Hi,
This week, I published the first version of a Kafka Connect plugin that solves a need I often had: filtering records based on the contents of its key or value.
The existing Filter (Confluent) transform seems to fill that need, but its choice of JSONPath as the query language for conditions makes it very limited. Most severely, JSONPath’s conditional syntax is limited to arrays, so it is not possible to express basic conditions like “the value of field foo
must equal "bar"
”.
This is why I created Kafka Connect JMESPath. This plugin integrates the JMESPath query language, which is way more powerful than JSONPath and makes it straightforward to express both simple and complex conditions, such as:
genre == 'Mystery'
author == 'Agatha Christie' && publishDate.year >= `1950`
-
contains(title, 'Murder')
.
Another difference that the JMESPath plugin does not define another type of transform. Instead, it is based on Kafka Connect’s general transform predicate system, which, while most commonly combined with the Filter (Apache Kafka) transform for record filtering, can be used with any transform to apply it only conditionally.
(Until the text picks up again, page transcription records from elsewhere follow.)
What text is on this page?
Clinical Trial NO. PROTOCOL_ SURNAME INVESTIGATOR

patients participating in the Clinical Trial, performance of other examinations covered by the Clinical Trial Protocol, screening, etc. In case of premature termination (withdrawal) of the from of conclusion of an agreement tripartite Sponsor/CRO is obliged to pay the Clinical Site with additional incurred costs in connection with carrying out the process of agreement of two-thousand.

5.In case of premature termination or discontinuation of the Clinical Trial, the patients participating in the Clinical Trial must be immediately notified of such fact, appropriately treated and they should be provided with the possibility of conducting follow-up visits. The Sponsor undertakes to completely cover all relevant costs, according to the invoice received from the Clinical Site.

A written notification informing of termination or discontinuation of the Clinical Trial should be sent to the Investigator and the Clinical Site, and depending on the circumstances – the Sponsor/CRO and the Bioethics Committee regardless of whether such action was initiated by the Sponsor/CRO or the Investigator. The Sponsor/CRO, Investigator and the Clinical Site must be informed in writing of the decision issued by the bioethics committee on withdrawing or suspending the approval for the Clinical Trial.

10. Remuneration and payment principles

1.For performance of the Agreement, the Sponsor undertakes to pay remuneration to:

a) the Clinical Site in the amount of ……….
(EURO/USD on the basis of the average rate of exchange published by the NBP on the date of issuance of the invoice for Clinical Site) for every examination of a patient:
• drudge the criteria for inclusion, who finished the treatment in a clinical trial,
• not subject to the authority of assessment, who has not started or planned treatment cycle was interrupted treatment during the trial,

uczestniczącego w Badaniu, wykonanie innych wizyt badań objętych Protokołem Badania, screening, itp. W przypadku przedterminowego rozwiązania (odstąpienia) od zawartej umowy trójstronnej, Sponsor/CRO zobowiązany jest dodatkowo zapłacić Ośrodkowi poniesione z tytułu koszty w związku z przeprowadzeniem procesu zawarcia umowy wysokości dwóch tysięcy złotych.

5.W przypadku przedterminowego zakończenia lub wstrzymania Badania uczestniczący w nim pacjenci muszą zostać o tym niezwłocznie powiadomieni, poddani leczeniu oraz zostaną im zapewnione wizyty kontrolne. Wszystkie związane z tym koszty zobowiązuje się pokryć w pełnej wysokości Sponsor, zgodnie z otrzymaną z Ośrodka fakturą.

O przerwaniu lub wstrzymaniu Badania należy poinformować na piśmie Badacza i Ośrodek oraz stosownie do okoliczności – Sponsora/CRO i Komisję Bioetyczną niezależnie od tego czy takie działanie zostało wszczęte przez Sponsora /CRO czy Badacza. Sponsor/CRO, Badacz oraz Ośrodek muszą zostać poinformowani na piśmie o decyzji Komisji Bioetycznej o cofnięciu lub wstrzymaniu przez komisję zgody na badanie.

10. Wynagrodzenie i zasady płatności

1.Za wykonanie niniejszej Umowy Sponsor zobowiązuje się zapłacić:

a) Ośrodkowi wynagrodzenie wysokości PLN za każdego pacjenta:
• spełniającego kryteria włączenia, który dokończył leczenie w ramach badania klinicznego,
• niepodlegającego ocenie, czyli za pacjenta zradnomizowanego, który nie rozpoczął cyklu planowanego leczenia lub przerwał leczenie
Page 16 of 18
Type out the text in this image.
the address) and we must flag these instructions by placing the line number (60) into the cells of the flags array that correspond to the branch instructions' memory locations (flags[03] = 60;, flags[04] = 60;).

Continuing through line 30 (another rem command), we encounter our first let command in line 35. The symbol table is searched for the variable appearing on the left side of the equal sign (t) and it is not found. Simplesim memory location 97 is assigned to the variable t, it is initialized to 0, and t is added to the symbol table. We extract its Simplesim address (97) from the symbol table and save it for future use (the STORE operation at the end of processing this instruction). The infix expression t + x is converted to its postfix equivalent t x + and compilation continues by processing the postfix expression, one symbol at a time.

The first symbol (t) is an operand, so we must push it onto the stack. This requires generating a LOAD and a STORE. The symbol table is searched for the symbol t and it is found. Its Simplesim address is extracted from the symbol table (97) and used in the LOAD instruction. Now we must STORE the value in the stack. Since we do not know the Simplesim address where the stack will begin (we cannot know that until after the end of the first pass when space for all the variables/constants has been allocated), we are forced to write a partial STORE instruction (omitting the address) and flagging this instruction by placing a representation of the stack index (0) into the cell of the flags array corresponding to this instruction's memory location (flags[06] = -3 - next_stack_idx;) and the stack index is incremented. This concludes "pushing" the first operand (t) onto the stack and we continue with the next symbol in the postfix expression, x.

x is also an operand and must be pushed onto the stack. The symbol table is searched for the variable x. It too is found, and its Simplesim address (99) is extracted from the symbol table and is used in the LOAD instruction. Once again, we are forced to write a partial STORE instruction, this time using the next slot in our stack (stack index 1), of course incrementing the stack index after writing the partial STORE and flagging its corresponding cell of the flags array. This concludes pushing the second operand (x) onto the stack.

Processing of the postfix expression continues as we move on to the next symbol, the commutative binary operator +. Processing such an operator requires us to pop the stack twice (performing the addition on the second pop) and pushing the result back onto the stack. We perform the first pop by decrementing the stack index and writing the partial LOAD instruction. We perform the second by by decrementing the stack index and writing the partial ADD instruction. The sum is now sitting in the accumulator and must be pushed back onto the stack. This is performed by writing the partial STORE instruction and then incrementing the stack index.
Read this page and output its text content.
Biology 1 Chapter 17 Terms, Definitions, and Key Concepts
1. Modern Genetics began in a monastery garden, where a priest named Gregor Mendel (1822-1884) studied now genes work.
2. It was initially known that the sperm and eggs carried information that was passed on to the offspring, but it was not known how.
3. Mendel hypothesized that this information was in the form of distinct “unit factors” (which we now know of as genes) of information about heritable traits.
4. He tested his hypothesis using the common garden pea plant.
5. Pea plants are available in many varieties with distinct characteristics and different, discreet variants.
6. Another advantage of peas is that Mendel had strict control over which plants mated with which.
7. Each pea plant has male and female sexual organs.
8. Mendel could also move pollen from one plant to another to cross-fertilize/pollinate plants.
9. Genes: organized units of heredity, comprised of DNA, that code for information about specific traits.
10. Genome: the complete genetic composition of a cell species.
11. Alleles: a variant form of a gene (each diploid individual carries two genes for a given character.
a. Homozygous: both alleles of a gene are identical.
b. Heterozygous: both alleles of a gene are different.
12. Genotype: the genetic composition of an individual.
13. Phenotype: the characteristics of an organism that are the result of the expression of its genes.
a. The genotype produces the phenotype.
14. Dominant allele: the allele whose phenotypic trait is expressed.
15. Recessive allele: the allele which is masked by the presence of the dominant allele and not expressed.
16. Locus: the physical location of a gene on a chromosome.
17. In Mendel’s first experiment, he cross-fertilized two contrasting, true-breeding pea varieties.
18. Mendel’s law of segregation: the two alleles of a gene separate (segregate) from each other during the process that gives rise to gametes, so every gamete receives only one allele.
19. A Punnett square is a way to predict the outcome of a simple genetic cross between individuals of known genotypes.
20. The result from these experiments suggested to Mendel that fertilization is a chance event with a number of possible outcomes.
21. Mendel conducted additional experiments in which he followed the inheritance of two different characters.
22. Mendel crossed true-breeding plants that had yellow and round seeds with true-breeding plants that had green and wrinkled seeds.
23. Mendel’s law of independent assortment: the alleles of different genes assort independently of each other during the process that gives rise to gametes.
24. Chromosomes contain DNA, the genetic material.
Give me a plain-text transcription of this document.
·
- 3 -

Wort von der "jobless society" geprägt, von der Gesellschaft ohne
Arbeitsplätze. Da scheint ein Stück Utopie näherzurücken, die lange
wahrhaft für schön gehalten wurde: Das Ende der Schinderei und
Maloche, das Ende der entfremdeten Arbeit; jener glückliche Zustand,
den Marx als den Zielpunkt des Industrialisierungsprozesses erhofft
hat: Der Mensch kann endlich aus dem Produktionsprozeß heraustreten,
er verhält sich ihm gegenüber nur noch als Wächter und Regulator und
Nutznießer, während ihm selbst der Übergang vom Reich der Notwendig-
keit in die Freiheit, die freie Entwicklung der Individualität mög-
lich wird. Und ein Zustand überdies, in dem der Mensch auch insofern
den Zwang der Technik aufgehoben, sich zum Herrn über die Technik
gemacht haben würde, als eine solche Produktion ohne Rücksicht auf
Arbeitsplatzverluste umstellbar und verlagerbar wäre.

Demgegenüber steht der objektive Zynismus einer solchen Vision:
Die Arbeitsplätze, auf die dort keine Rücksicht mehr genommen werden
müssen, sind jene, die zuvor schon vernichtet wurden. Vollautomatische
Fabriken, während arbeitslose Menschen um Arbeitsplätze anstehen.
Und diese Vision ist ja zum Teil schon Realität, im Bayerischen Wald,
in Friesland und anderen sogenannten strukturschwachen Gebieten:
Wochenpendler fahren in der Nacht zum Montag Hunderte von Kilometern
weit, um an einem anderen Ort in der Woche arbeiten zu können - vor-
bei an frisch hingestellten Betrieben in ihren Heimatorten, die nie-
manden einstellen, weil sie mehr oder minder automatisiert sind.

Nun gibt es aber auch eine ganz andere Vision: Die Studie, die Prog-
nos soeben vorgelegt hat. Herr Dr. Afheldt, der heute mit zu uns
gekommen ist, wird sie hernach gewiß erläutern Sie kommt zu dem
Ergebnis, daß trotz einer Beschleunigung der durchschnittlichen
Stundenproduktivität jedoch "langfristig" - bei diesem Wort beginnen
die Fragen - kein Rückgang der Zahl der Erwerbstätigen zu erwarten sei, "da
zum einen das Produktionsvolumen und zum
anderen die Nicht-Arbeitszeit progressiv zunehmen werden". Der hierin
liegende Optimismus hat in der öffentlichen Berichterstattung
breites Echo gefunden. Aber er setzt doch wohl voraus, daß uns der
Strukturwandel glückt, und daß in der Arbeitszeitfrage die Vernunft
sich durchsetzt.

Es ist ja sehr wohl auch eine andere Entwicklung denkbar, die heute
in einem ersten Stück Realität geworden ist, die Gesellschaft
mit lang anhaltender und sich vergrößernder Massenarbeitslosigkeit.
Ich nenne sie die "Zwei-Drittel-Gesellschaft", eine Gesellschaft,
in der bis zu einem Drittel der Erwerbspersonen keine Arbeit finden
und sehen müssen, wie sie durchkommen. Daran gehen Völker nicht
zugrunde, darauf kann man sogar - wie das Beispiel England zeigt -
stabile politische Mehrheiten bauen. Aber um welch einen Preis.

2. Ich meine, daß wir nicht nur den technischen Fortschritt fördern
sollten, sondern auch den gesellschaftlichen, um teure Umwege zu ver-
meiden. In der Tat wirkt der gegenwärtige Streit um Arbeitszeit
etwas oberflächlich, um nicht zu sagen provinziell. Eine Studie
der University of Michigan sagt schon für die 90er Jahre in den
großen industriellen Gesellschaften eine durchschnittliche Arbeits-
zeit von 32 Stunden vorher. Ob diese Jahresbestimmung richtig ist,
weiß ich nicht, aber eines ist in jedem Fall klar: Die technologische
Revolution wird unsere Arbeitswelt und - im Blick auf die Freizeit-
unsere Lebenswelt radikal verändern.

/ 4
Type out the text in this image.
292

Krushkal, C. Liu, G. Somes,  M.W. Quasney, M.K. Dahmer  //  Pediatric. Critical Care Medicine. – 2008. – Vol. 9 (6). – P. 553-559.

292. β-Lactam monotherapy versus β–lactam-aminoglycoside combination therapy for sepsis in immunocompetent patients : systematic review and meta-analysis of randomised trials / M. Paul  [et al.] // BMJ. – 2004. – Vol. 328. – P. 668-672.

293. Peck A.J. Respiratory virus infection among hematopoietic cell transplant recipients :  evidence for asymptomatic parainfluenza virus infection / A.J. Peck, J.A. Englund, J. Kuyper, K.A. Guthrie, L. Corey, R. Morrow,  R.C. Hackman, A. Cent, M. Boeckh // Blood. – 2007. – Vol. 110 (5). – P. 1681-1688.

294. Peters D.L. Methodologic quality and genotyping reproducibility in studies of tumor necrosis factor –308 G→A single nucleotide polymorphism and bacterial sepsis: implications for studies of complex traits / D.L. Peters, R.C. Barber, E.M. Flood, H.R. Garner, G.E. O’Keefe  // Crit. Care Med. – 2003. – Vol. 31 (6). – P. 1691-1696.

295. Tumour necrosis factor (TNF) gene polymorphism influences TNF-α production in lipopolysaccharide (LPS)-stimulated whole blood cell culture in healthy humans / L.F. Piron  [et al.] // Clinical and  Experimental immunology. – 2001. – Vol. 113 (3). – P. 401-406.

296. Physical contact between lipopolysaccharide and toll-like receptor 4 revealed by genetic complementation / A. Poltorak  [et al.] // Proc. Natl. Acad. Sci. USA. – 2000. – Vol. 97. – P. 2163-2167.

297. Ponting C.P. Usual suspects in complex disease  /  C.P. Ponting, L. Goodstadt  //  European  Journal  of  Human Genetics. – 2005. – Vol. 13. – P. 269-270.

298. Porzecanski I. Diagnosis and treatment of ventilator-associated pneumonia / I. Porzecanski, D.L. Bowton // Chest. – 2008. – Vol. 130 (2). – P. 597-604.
This makes the JMESPath predicates more widely applicable than the Confluent Filter transform.
Example Usage:
{
"connector.class": "FileStreamSink",
"topics": "books",
"file": "/tmp/books.txt",
"tasks.max": "1",
"transforms": "Filter",
"transforms.Filter.type": "org.apache.kafka.connect.transforms.Filter",
"transforms.Filter.predicate": "Old",
"predicates": "Old",
"predicates.Old.type": "de.denisw.kafka.connect.jmespath.MatchesJMESPath$Value",
"predicates.Old.query": "publishDate.year < `2000`"
}
The JMESPath plugin is open-source (Apache License 2.0) and available on GitHub. The README contains the full documentation on how to use the transform predicates. I hope it will be useful to some of you. Feedback welcome!